Ephesians 2:8-9 says; “For by grace you have been saved through faith. And this is not your own doing; it is the gift of God, not a result of works, so that no one may boast.” It is evident from this well known verse that faith is important. However, how should we understand faith? What is faith? Is faith in any way an act of merit? These are important questions. I have compiled some historic as well as contemporary answers to these questions. Hopefully, this will assist us in thinking well about faith.
Article 22 of The Belgic Confession of Faith (1618-19) states:
Therefore we justly say with Paul, that we are justified by faith alone, or by faith without works. However, to speak more clearly, we do not mean that faith itself justifies us, for it is only an instrument with which we embrace Christ our Righteousness. But Jesus Christ, imputing to us all His merits and so many holy works which He hath done for us and in our stead, is our Righteousness. And faith is an instrument that keeps us in communion with Him in all His benefits, which, when they become ours, are more than sufficient to acquit us of our sins.
The Heidelberg Catechism states the following on faith:
Q. 61: Why sayest thou that thou art righteous by faith only?
A. Not that I am acceptable to God, on account of the worthiness of my faith, but because only the satisfaction, righteousness, and holiness of Christ, is my righteousness before God; and that I cannot receive and apply the same to myself any other way than by faith only.
These confessions highlight well what Ephesians 2:8 states, that Salvation is through faith alone.
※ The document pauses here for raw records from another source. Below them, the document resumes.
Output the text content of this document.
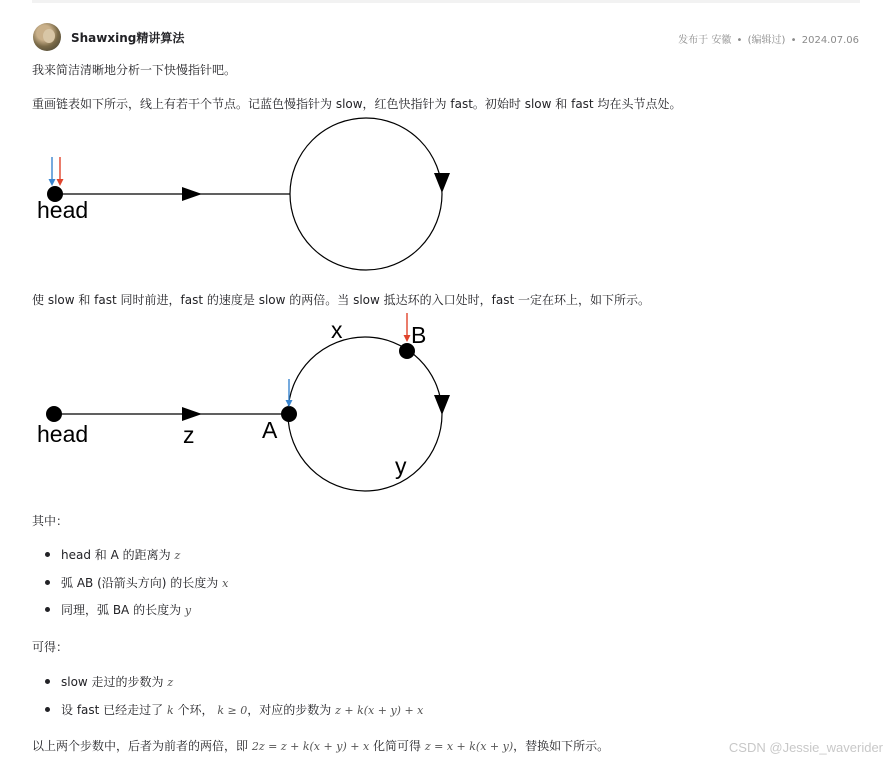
Shawxing精讲算法	发布于 安徽 • (编辑过) • 2024.07.06
我来简洁清晰地分析一下快慢指针吧。
重画链表如下所示，线上有若干个节点。记蓝色慢指针为 slow，红色快指针为 fast。初始时 slow 和 fast 均在头节点处。
head
使 slow 和 fast 同时前进，fast 的速度是 slow 的两倍。当 slow 抵达环的入口处时，fast 一定在环上，如下所示。
head	z	A
x	B
y
其中：
head 和 A 的距离为 z
弧 AB (沿箭头方向) 的长度为 x
同理，弧 BA 的长度为 y
可得：
slow 走过的步数为 z
设 fast 已经走过了 k 个环， k ≥ 0，对应的步数为 z + k(x + y) + x
以上两个步数中，后者为前者的两倍，即 2z = z + k(x + y) + x 化简可得 z = x + k(x + y)，替换如下所示。	CSDN @Jessie_waverider
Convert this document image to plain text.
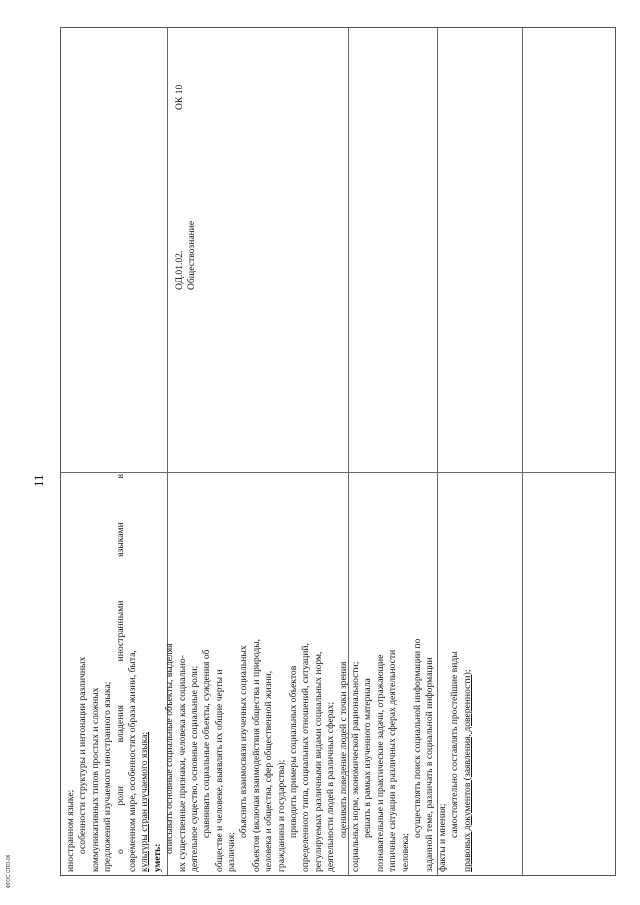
11
иностранном языке; особенности структуры и интонации различных коммуникативных типов простых и сложных предложений изучаемого иностранного языка; о роли владения иностранными языками в современном мире, особенностях образа жизни, быта, культуры стран изучаемого языка; уметь:
описывать основные социальные объекты, выделяя их существенные признаки, человека как социально- деятельное существо, основные социальные роли; сравнивать социальные объекты, суждения об обществе и человеке, выявлять их общие черты и различия;
объяснять взаимосвязи изученных социальных объектов (включая взаимодействия общества и природы, человека и общества, сфер общественной жизни, гражданина и государства); приводить примеры социальных объектов определенного типа, социальных отношений, ситуаций, регулируемых различными видами социальных норм, деятельности людей в различных сферах; оценивать поведение людей с точки зрения социальных норм, экономической рациональности; решать в рамках изученного материала познавательные и практические задачи, отражающие типичные ситуации в различных сферах деятельности человека;
осуществлять поиск социальной информации по заданной теме, различать в социальной информации факты и мнения; самостоятельно составлять простейшие виды правовых документов (заявления, доверенности);
ОД.01.02. Обществознание
ОК 10
ФГОС СПО-06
Now the question to ask is; what does saving faith look like?
The Westminster Confession of Faith (1646), chapter 14 states:
But the principle acts of saving faith are, accepting, receiving, and resting upon Christ alone for justification, sanctification, and eternal life, by virtue of the covenant of grace.
The Second London Baptist Confession (1689), chapter 14 states:
But the principle acts of saving faith have immediate relation to Christ, accepting, receiving, and resting upon Him alone for justification, sanctification, and eternal life, by virtue of the covenant of grace.
I think these old confessions say it well; “accepting, receiving, and resting upon Him alone”. John Stott in his book, The Cross of Christ, summed it up well when he said: “the faith that justifies is emphatically not another work. No, to say ‘justification by faith’ is merely another way of saying ‘justification by Christ.’ Faith has absolutely no value in itself; its value lies solely in its object.” I will end with a quote from Anthony Lane; “Justification is by faith alone not because of what faith merits or achieves but because of what it receives.”